A quarter of a century later, the idea of ‘development’ still seems as popular as ever, and the hegemony of the models of capitalism, nation state and Western science does not appear to waver. And the processes of economic growth, industrialization and poverty reduction in China and a few other states bear witness to the fact that the promise of ‘development’ was not entirely false – albeit only in some countries, in an autocratic context and with considerable ecological costs, neglecting any alternative ideas of a good society. How can a Post‐Development perspective make sense of the markedly changed global order in the 21st century? Does it have to acknowledge that people’s desires for equity are bound to a Western way of life and look for more pragmatic alternatives or would this mean ignoring the manipulative power of discourses of ‘development’? If Post‐Development does not want to prescribe how people should live and cherishes the pluriverse of different ideas of a good society, how does it deal with the predicament of ecological destruction and climate change? What is more important: sustainability or self‐determination? Or is this a false dichotomy, superseded by conceptions or practices that transcend it?
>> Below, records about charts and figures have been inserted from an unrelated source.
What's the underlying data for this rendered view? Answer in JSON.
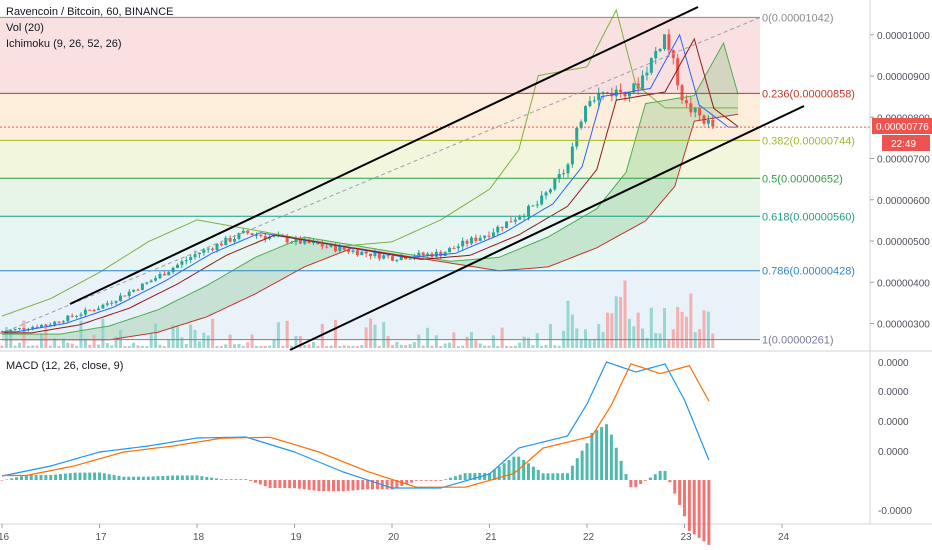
{
  "legend": {
    "title": "Ravencoin / Bitcoin, 60, BINANCE",
    "vol": "Vol (20)",
    "ichimoku": "Ichimoku (9, 26, 52, 26)",
    "macd": "MACD (12, 26, close, 9)"
  },
  "price_axis": {
    "ticks": [
      "0.00001000",
      "0.00000900",
      "0.00000800",
      "0.00000700",
      "0.00000600",
      "0.00000500",
      "0.00000400",
      "0.00000300"
    ],
    "current_price": "0.00000776",
    "countdown": "22:49"
  },
  "macd_axis": {
    "ticks": [
      "0.0000",
      "0.0000",
      "0.0000",
      "0.0000",
      "-0.0000"
    ]
  },
  "fib_labels": [
    {
      "text": "0(0.00001042)",
      "color": "#8a8a8a"
    },
    {
      "text": "0.236(0.00000858)",
      "color": "#c0392b"
    },
    {
      "text": "0.382(0.00000744)",
      "color": "#a5b82a"
    },
    {
      "text": "0.5(0.00000652)",
      "color": "#2f9e44"
    },
    {
      "text": "0.618(0.00000560)",
      "color": "#1f9e86"
    },
    {
      "text": "0.786(0.00000428)",
      "color": "#2f86c8"
    },
    {
      "text": "1(0.00000261)",
      "color": "#7a7aa0"
    }
  ],
  "time_axis": {
    "labels": [
      "16",
      "17",
      "18",
      "19",
      "20",
      "21",
      "22",
      "23",
      "24"
    ]
  },
  "colors": {
    "up": "#26a69a",
    "down": "#ef5350",
    "macd_line": "#2196f3",
    "signal_line": "#ff6d00",
    "channel": "#000000",
    "price_label_bg": "#ef5350",
    "countdown_bg": "#ef5350"
  },
  "chart_data": {
    "type": "candlestick",
    "symbol": "Ravencoin / Bitcoin",
    "interval": "60",
    "exchange": "BINANCE",
    "x_dates": [
      "16",
      "17",
      "18",
      "19",
      "20",
      "21",
      "22",
      "23",
      "24"
    ],
    "y_range": [
      2.6e-06,
      1.06e-05
    ],
    "price_close_path": [
      {
        "date": "16",
        "close": 2.8e-06
      },
      {
        "date": "16.5",
        "close": 3e-06
      },
      {
        "date": "17",
        "close": 3.4e-06
      },
      {
        "date": "17.5",
        "close": 4e-06
      },
      {
        "date": "18",
        "close": 4.7e-06
      },
      {
        "date": "18.5",
        "close": 5.2e-06
      },
      {
        "date": "19",
        "close": 5e-06
      },
      {
        "date": "19.5",
        "close": 4.8e-06
      },
      {
        "date": "20",
        "close": 4.6e-06
      },
      {
        "date": "20.5",
        "close": 4.7e-06
      },
      {
        "date": "21",
        "close": 5.2e-06
      },
      {
        "date": "21.5",
        "close": 5.9e-06
      },
      {
        "date": "21.8",
        "close": 6.8e-06
      },
      {
        "date": "22",
        "close": 8.5e-06
      },
      {
        "date": "22.5",
        "close": 8.7e-06
      },
      {
        "date": "22.8",
        "close": 1e-05
      },
      {
        "date": "23",
        "close": 8.3e-06
      },
      {
        "date": "23.3",
        "close": 7.76e-06
      }
    ],
    "fibonacci": [
      {
        "level": 0,
        "price": 1.042e-05
      },
      {
        "level": 0.236,
        "price": 8.58e-06
      },
      {
        "level": 0.382,
        "price": 7.44e-06
      },
      {
        "level": 0.5,
        "price": 6.52e-06
      },
      {
        "level": 0.618,
        "price": 5.6e-06
      },
      {
        "level": 0.786,
        "price": 4.28e-06
      },
      {
        "level": 1,
        "price": 2.61e-06
      }
    ],
    "last_price": 7.76e-06,
    "indicators": [
      "Vol (20)",
      "Ichimoku (9, 26, 52, 26)",
      "MACD (12, 26, close, 9)"
    ]
  }
}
But is the hegemony really unwavering? The popularity of Buen Vivir/Sumak Kawsay/Suma Qamaña in Latin America, Swaraj in India and Ubuntu in South Africa clearly manifests a desire to transcend the cosmovision of homo oeconomicus, Cartesian rationality and a Baconian, anthropocentric view of
nature, in favour of alternatives which see humans as spiritual beings, as embedded in social relations, or as part of nature. Likewise, more and more people marginalised by or fed up with capitalist modernity engage in alternative economic practices inspired by the ideas of commons, reciprocity and solidarity – in the global South and North. Can these be understood as pathways to a Post‐Development future or as insufficient steps because they do not confront global capitalism head‐on? And what about those few alternatives which do break with the system: can self‐organised, democratic alternatives like those in Chiapas or Rojava survive or even grow? Or will they have to compromise their ideals or perish?
There is no doubt that the Post‐Development critique has become well‐known, perhaps even influential by now – but what happens if the critique reaches the institutions of the development apparatus? Are the institutions being reformed or is the critique being co‐opted? Can the structures of development agencies be used for emancipatory purposes, as Enda Graf Sahel is trying to? Or is the World Bank, if it is funding projects with traditional authorities and focused on indigenous knowledge, already depoliticising and incorporating the Post‐Development critique? Are there models of global financial redistribution and cooperation which do not reproduce hierarchies?